Quantification of tail risk to evaluate infrastructure maintenance policies considering time-consistency

Abstract

In civil infrastructure maintenance planning, prevention of severe accidents is essential. Toward that aim, it is necessary to consider the probability of rare events, and risk indices such as value at risk (VaR) and conditional value at risk (CVaR) are frequently employed. However, these indices are not time-consistent. A policy that was initially regarded as optimal may therefore not be optimal when one wants to evaluate the maintenance policy to reduce the probability of tail-risk events, considering policy changes in the future.
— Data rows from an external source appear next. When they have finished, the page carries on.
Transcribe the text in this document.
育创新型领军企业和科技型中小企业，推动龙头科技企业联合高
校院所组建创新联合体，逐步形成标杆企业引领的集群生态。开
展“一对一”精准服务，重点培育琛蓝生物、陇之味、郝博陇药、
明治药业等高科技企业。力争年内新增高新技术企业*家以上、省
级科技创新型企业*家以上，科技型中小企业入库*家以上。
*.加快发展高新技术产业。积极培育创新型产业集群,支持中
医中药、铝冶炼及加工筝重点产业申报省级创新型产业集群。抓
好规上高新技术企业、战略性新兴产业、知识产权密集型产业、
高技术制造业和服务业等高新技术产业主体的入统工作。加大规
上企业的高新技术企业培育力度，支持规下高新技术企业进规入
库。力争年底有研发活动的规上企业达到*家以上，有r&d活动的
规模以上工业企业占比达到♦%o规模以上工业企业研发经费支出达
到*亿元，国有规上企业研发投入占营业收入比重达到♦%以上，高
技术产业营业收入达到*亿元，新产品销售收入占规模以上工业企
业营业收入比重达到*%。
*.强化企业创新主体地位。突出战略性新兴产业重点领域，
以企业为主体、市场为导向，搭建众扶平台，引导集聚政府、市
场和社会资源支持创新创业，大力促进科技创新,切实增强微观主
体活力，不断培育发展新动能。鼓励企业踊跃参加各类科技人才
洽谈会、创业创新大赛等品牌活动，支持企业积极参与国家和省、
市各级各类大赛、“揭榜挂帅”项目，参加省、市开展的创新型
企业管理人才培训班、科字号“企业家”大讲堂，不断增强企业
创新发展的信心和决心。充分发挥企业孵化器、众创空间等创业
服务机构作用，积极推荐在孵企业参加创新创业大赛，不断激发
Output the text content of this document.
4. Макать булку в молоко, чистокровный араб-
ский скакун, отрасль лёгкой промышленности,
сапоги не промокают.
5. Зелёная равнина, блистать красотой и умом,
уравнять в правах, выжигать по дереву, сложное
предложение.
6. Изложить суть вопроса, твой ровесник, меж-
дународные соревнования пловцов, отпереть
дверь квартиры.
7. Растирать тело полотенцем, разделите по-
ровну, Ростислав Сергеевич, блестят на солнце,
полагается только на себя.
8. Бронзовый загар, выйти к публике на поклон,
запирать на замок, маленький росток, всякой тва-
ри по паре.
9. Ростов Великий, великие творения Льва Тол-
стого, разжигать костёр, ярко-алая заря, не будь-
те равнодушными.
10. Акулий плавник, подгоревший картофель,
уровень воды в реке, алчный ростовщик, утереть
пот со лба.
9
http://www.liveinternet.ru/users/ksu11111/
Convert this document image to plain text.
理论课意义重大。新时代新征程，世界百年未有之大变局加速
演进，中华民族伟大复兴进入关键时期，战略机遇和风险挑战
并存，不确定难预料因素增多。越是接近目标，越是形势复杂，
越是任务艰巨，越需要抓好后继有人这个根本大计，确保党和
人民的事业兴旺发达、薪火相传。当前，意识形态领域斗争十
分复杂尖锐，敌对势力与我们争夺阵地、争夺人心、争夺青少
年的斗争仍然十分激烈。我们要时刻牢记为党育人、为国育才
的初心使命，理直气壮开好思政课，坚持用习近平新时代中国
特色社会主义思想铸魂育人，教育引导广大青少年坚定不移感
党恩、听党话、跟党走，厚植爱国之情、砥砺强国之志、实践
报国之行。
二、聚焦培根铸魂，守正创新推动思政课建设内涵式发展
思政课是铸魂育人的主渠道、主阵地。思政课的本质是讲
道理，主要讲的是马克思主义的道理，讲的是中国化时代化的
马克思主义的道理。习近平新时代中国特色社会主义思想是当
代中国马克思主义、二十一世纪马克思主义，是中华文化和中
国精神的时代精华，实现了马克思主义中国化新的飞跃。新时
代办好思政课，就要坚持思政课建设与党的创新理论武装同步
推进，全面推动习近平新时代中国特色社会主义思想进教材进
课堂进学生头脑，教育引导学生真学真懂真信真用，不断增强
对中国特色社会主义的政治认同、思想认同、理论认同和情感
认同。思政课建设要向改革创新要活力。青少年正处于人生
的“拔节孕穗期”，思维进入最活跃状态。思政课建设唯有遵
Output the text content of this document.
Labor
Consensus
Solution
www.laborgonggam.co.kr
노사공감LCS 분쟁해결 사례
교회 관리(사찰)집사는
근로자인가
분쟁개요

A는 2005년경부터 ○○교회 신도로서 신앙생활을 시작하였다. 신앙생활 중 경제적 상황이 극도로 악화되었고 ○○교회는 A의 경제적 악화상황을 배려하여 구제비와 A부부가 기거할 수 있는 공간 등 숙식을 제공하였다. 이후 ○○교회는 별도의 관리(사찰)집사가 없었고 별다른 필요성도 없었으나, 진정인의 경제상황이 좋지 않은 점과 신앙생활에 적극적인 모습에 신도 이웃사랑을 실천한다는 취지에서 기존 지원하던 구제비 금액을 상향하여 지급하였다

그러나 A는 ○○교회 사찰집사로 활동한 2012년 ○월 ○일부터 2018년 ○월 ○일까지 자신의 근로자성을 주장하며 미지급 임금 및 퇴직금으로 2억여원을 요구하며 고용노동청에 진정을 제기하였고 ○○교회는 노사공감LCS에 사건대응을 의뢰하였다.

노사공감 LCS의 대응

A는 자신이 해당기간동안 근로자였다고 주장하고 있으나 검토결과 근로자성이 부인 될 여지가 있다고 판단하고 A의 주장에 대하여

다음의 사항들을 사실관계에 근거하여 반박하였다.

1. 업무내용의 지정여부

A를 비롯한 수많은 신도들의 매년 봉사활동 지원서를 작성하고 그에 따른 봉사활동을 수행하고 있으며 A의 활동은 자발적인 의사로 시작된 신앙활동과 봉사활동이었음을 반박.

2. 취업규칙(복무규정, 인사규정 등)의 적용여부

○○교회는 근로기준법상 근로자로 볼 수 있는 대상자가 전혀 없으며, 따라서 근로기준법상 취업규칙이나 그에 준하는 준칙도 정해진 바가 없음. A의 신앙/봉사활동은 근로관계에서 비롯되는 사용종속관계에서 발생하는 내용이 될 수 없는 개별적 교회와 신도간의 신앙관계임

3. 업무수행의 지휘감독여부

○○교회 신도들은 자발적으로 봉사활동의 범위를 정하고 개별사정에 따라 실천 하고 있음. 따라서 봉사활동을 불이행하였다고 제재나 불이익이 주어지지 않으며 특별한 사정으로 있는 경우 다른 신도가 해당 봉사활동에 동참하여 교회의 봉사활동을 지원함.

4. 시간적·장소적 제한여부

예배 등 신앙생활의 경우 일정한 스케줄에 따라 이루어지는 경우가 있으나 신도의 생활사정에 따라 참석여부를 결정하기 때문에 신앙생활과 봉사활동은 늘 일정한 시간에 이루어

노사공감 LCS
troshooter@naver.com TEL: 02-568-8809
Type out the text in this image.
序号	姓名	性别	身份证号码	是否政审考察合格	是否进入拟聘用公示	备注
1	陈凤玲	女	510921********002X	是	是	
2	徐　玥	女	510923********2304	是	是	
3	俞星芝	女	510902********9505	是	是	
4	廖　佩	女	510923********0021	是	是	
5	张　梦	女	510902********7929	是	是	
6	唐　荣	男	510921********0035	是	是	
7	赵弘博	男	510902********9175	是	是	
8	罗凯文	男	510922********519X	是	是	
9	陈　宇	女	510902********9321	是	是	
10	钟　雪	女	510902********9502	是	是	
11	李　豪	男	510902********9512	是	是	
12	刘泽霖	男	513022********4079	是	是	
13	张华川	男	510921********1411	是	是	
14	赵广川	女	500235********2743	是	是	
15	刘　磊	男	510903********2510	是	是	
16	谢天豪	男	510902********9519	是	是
To eliminate the effect of inconsistency, this study proposes a risk quantification scheme that accounts for the dynamic characteristics of infrastructure maintenance by exploiting the formulation of iterated risk measures as a framework for conventional risk indices such as CVaR. The estimation of the iterated risk measure using a Monte Carlo simulation is costly because it requires a great many samples. To mitigate this problem, the samples are divided into clusters, which enables an efficient identification of samples corresponding to tail-risk events. The performance of the proposed scheme is verified through numerical simulations of road pavement maintenance. The results show that the proposed scheme can evaluate the maintenance policy to reduce the probability of tail-risk events, with consideration for time-consistency.